Another illustration may be cited. The TVA holds in trust for the people, as we have said, its by-product of electric power. The people who need it most are the poor of the rural districts. But as individuals they cannot get the power for use, and for very obvious reasons: they lack the means to purchase both the power and the articles of electrical equipment, and, besides, the TVA is not a retailer. However, the TVA says to a group of neighbours: "Combine together for an experiment in the use of electric power. Start with an experiment in community refrigeration." They agree to make an attempt but find that the cost of any existing make of refrigerator is quite beyond their financial resources. Again, an appeal is made to an existing agency. The Agricultural Extension Service of the University is asked to devise a refrigerator that will be large enough to serve the community and at the same time can be sold at a price the community can afford. The result is the production of a substantial inexpensive "walk-in" cooler. The essential parts are now made by the large refrigeration firms; these may be assembled anti put together by the village carpenter, and the total cost of this "walk-in" cooler is about $700. A brief quotation will explain: The cooler is located in a community store. The store keeper is a member of the group and keeps all records of tests, weighs produce in and out of the cooler for all patrons, keeps the books of the organization and looks after the equipment. The cost of operation and maintenance of the cooler is prorated equally among the six members. The storekeeper who acts as manager of the plant is amply compensated for space furnished and for his extra labour by the benefits he derives from having the equipment located in his store. By using his allotted space in the cooler for storing meats to be sold over the counter and by selling surplus meat for other members, he has built up in a three months' period a thriving trade in fresh meat. The community did not have a dependable fresh meat supply prior to the installation of this equipment.

Space which is not needed by the members of the co-operative group is rented to non-members at a flat charge per hundred pounds of products stored per week. Revenue derived from non-member patrons is used to help pay operating expenses.
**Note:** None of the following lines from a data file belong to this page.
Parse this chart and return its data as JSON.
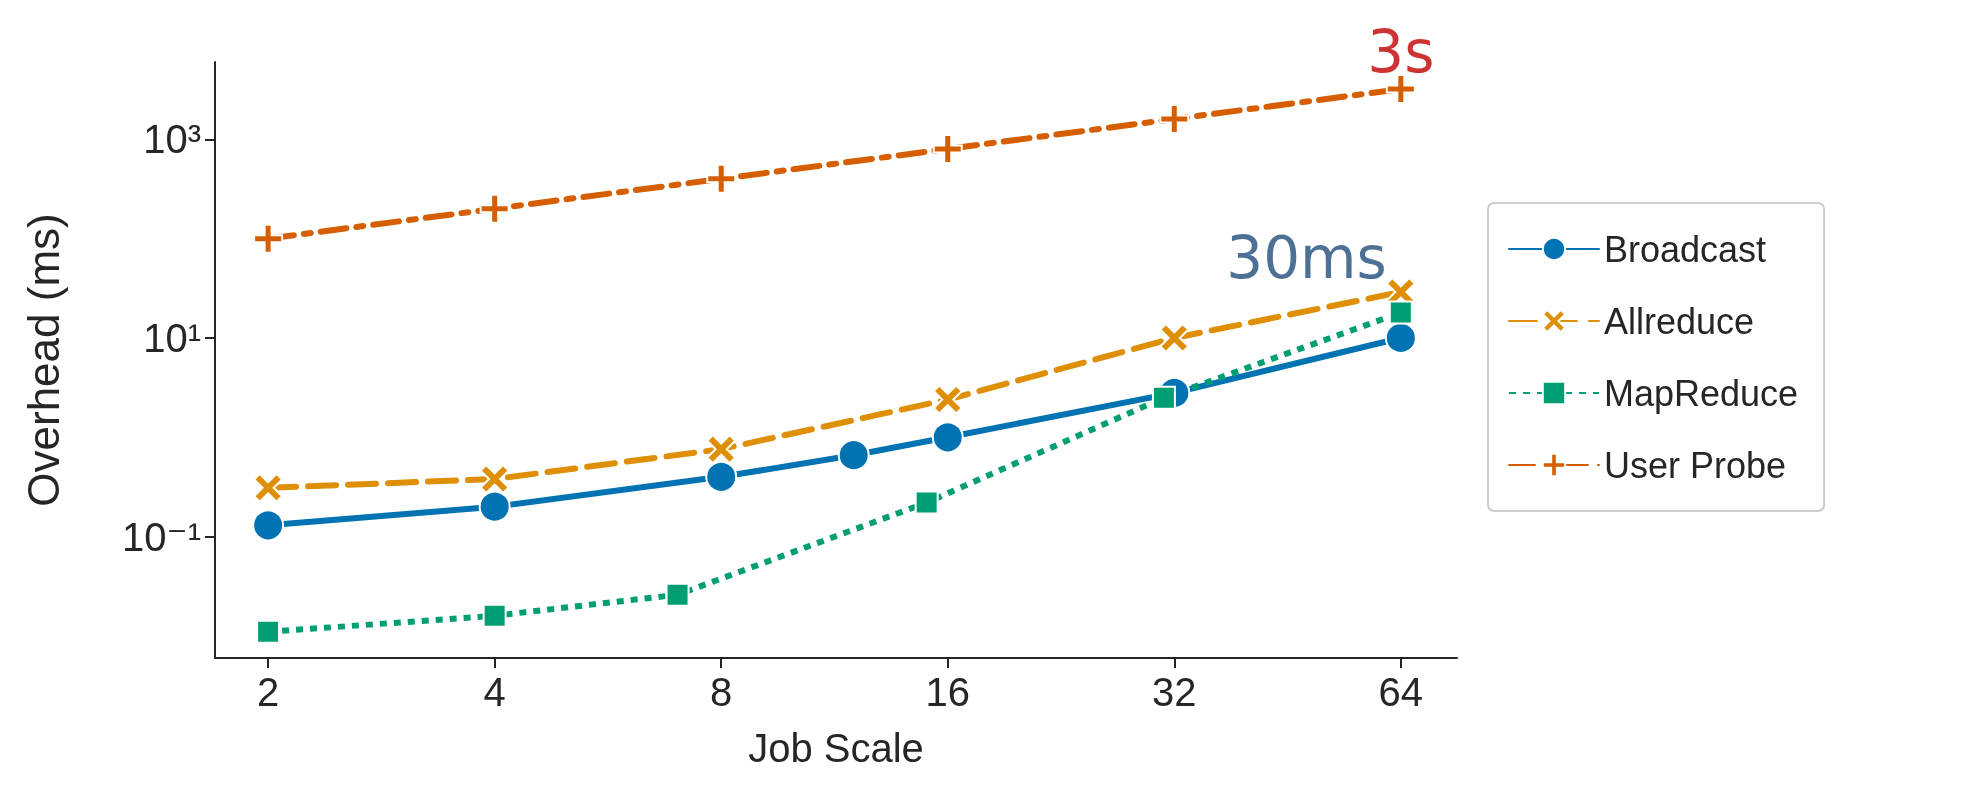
{
  "chart_data": {
    "type": "line",
    "xlabel": "Job Scale",
    "ylabel": "Overhead (ms)",
    "log": "xy",
    "xlim": [
      1.7,
      76
    ],
    "xticks": [
      2,
      4,
      8,
      16,
      32,
      64
    ],
    "ylim": [
      0.006,
      6000
    ],
    "yticks": [
      {
        "value": 0.1,
        "label": "10⁻¹"
      },
      {
        "value": 10,
        "label": "10¹"
      },
      {
        "value": 1000,
        "label": "10³"
      }
    ],
    "grid": false,
    "legend": "right",
    "series": [
      {
        "name": "Broadcast",
        "color": "#0173b2",
        "marker": "circle",
        "line_style": "solid",
        "x": [
          2,
          4,
          8,
          12,
          16,
          32,
          64
        ],
        "values": [
          0.13,
          0.2,
          0.4,
          0.66,
          1.0,
          2.8,
          10
        ]
      },
      {
        "name": "Allreduce",
        "color": "#de8f05",
        "marker": "cross",
        "line_style": "dashed",
        "x": [
          2,
          4,
          8,
          16,
          32,
          64
        ],
        "values": [
          0.31,
          0.38,
          0.76,
          2.4,
          10,
          29
        ]
      },
      {
        "name": "MapReduce",
        "color": "#029e73",
        "marker": "square",
        "line_style": "dotted",
        "x": [
          2,
          4,
          7,
          15,
          31,
          64
        ],
        "values": [
          0.011,
          0.016,
          0.026,
          0.22,
          2.5,
          18
        ]
      },
      {
        "name": "User Probe",
        "color": "#d55e00",
        "marker": "plus",
        "line_style": "dashdot",
        "x": [
          2,
          4,
          8,
          16,
          32,
          64
        ],
        "values": [
          100,
          200,
          400,
          800,
          1600,
          3200
        ]
      }
    ],
    "annotations": [
      {
        "text": "3s",
        "x": 64,
        "y": 3200
      },
      {
        "text": "30ms",
        "x": 64,
        "y": 29
      }
    ]
  }
}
This ends the illustrations and I come to my conclusion. I could cite many more similar specific examples of the way in which the TVA is bringing real benefits into the very household of the humblest citizen. These examples have related to the rural citizen, but I could give others that show how the urban citizen also has profited in like degree. I leave it to your imagination to realize how the people of the entire Valley will be helped progressively when the beneficent wheel of improved prosperity begins to turn. The movement will be like an infection. It will be communicated first to the 17,000,000 people of the seven states and thence to the whole nation and to the other nations and, among them, primarily, Canada. In the meantime, Canadians can take time by the forelock by study of the TVA's purposes, its setup, its methods of operation, its failures and successes. Canadians, if they are really alert, can be prompted to institute enterprises in applied democracy in order to rectify certain comparable social and economic conditions in Canada.

I thank you, Mr. President. (Applause)

THE PRESIDENT: Dr. Fox, we thank you most cordially for bringing to us this most interesting talk which all of us can plainly see is the result of boiling down a very large amount of information which you have gathered by reading and by personal observation. On behalf of the Club, I extend to you our warmest thanks.